Telles des guitares désaccordées : lecture musicale, 17 février 2024

Poèmes de Maria Polydouri et Kostas Karyotakis, deux étoiles filantes de la littérature grecque…

avec la chanteuse Dimitra Kontou et le guitariste Yiannis Tziallas.

Participation de de Michèle Justrabo

Samedi 17 février 2024   à 16h30

Auditorium Vira-Souleu, Maison des Associations,  12 ter Place Garibaldi, 06000

KOSTAS KARYOTAKIS, poète grec de la « génération de 1920 », se distingue des autres poètes de sa génération, bien que dans son œuvre apparaisse la nature mélancolique et pessimiste qui caractérise cette génération ; mais en même temps, domine une voix claire, consciente, originale et remarquablement audacieuse pour son époque.
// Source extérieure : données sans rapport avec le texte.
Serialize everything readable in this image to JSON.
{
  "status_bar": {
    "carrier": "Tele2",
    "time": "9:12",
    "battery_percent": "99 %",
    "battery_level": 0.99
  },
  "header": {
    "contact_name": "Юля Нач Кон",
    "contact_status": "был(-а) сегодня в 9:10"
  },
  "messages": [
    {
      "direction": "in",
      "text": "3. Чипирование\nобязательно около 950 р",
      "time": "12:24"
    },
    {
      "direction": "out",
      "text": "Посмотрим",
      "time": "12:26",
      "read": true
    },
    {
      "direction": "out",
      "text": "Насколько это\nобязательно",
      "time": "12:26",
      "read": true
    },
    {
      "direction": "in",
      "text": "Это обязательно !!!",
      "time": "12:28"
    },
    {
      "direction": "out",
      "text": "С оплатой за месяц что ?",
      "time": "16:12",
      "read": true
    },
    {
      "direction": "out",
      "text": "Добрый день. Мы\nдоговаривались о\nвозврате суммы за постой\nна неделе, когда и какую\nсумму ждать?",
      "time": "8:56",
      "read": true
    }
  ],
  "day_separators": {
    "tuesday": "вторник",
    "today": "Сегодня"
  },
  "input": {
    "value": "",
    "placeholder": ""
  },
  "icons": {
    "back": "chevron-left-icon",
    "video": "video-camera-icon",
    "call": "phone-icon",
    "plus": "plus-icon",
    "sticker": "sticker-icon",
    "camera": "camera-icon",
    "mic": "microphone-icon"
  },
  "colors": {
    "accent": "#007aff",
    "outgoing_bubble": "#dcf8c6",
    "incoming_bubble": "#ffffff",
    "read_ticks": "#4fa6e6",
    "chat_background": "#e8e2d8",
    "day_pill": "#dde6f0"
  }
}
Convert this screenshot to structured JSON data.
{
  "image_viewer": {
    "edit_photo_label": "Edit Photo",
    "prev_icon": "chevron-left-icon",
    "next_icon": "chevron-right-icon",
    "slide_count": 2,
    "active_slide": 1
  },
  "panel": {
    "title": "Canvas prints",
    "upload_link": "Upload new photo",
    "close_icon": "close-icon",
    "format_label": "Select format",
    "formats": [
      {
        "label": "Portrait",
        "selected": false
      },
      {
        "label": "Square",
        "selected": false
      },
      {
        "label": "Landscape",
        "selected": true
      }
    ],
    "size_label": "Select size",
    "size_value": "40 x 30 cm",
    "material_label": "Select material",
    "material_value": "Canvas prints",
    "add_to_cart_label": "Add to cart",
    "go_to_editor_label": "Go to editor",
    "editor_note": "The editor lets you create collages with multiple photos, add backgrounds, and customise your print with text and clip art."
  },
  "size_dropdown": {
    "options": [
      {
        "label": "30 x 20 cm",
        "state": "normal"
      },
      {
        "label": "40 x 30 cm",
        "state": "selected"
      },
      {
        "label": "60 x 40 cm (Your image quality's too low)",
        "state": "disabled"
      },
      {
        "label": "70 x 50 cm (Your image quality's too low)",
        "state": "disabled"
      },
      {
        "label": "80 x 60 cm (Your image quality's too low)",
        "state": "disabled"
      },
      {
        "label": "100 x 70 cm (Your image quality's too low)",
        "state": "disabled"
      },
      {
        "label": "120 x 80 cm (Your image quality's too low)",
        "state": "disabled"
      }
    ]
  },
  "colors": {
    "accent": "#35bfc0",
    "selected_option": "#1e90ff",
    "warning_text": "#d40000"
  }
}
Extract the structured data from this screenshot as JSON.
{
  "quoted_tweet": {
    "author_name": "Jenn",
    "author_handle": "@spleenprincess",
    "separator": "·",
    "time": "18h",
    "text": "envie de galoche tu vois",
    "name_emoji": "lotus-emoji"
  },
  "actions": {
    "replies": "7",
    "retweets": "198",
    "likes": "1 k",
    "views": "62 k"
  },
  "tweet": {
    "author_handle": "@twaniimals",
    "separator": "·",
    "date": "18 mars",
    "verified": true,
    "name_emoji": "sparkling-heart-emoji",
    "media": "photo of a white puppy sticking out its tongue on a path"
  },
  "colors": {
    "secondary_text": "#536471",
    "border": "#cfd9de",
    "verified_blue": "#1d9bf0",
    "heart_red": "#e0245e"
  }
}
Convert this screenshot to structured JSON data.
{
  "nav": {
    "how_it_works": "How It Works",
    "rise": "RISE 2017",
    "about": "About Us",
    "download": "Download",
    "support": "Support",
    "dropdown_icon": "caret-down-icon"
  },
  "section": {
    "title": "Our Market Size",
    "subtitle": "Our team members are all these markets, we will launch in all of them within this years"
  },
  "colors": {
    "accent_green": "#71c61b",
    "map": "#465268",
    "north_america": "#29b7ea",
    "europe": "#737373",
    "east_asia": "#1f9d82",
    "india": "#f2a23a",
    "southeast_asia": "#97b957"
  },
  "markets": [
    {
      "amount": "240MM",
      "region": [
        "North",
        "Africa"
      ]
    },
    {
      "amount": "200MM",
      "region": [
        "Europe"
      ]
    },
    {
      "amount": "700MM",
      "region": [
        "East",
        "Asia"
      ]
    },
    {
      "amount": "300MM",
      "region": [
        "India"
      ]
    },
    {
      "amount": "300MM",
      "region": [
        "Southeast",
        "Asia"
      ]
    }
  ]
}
On a parfois l’impression que la poésie de Karyotakis se situe à un niveau supérieur et on peut clairement distinguer chez lui les origines et la profondeur de la tragédie de sa génération.

Karyotakis est presque le seul poète grec de cette génération qui ait, par moment, une conscience précise du tourment qui le touche ainsi que ses contemporains ; cette sensation naît des questions qu’ils se posent sur leur rôle dans la société comme poètes, sur les chances de la Grèce comme nation hellénique en ces années si troublées (1897–1930), sur leur nature tourmentée d’humains qui essaient de survivre dans une époque si dure marquée par plusieurs stigmatisations sociales, et sur la limitation de leurs libres choix, choix qui pourraient les conduire à une liberté personnelle plus claire et plus précise.

MARIA POLYDOURI, poétesse grecque, esprit libre, anticonformiste jusqu’à la fin, a écrit ses meilleurs poèmes à l’hôpital avant de mourir très jeune à l’âge de 28 ans. La fin prématurée de Polydouri, ainsi que sa relation amoureuse désespérée avec le poète Kostas Karyotakis en ont fait une légende de la littérature grecque.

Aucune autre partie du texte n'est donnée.